We hypothesise that environmental factors are triggering gout flares through their influence on epigenetic control of the innate immune system. We will use state-of-the-art epigenomic tools to determine whether epigenetic marks play a major role in activation of the innate immune system, leading to gout flares in one brother, but not the other.
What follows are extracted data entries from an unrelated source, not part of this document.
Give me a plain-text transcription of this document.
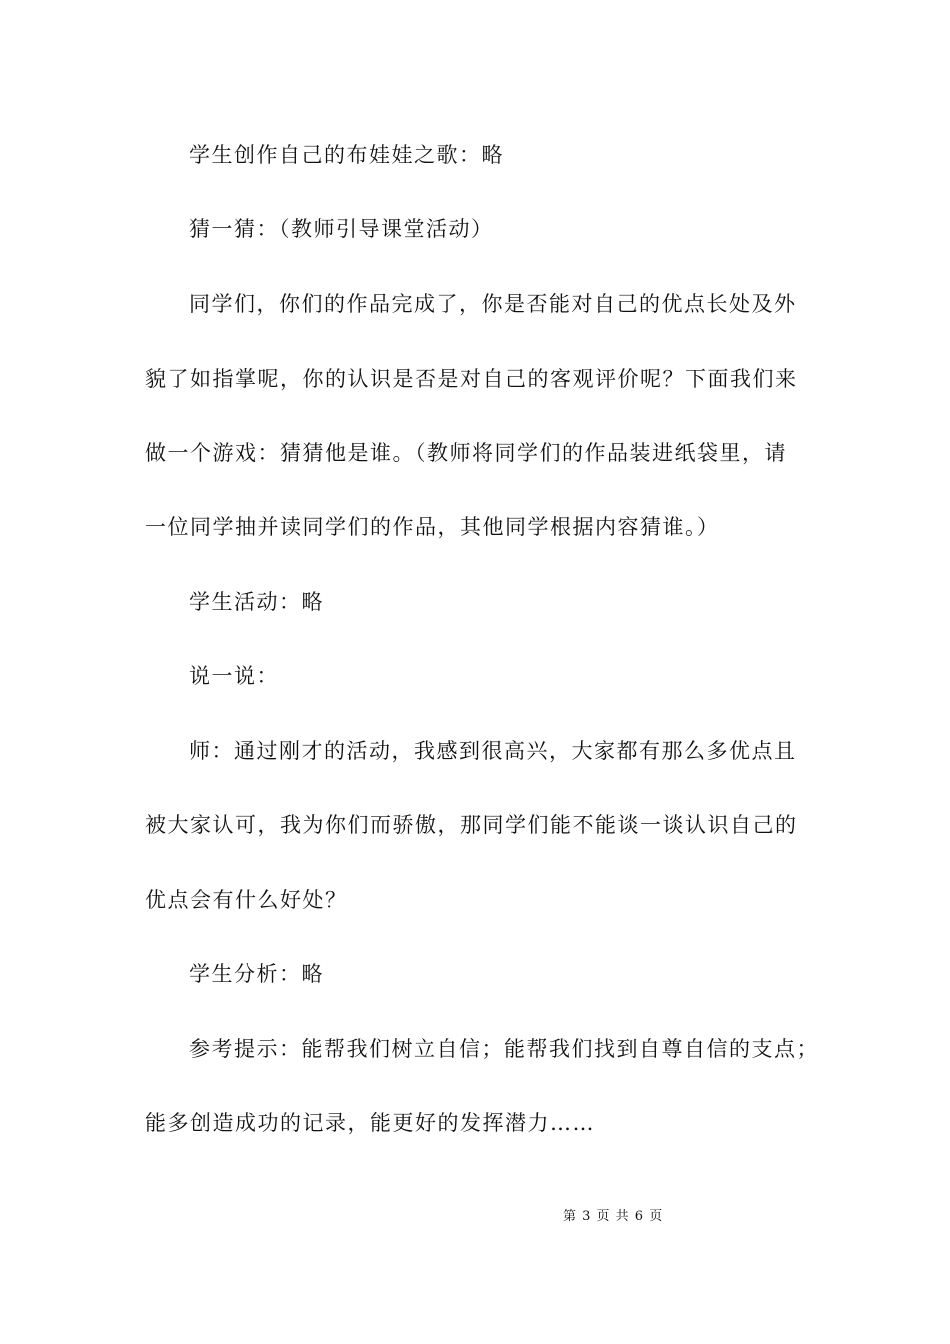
学生创作自己的布娃娃之歌：略
猜一猜：（教师引导课堂活动）
同学们，你们的作品完成了，你是否能对自己的优点长处及外
貌了如指掌呢，你的认识是否是对自己的客观评价呢？下面我们来
做一个游戏：猜猜他是谁。（教师将同学们的作品装进纸袋里，请
一位同学抽并读同学们的作品，其他同学根据内容猜谁。）
学生活动：略
说一说：
师：通过刚才的活动，我感到很高兴，大家都有那么多优点且
被大家认可，我为你们而骄傲，那同学们能不能谈一谈认识自己的
优点会有什么好处？
学生分析：略
参考提示：能帮我们树立自信；能帮我们找到自尊自信的支点；
能多创造成功的记录，能更好的发挥潜力……
第 3 页 共 6 页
Assessing the molecular mechanism of a cytoplasmic long non-coding RNA
Project Leader: Dr Sarah Diermeier
Funding: $300,000 over three years
Genome-wide studies revealed the presence of up to 100,000 genes encoding for long non-coding RNAs (lncRNAs) in the human genome. More than half of all lncRNAs localise to the cytoplasm, but their functions and molecular mechanisms remain largely elusive. We recently identified 169 lncRNAs essential for cell viability in metastatic breast cancer, including many cytoplasmic transcripts. Here, we propose to study the molecular mechanism of the lncRNA lncTNBC1, a previously uncharacterized cytoplasmic lncRNA, which significantly impacts cancer cell growth. Based on our preliminary data on this tumour-specific molecule, we hypothesise that lncTNBC1 acts by binding to other RNA molecules in the cell, thereby modulating protein synthesis of essential cell growth regulators. Our results will contribute to unravelling new functions of cytoplasmic lncRNAs in the cell and their potential as new prognostic and/or therapeutic targets in cancer.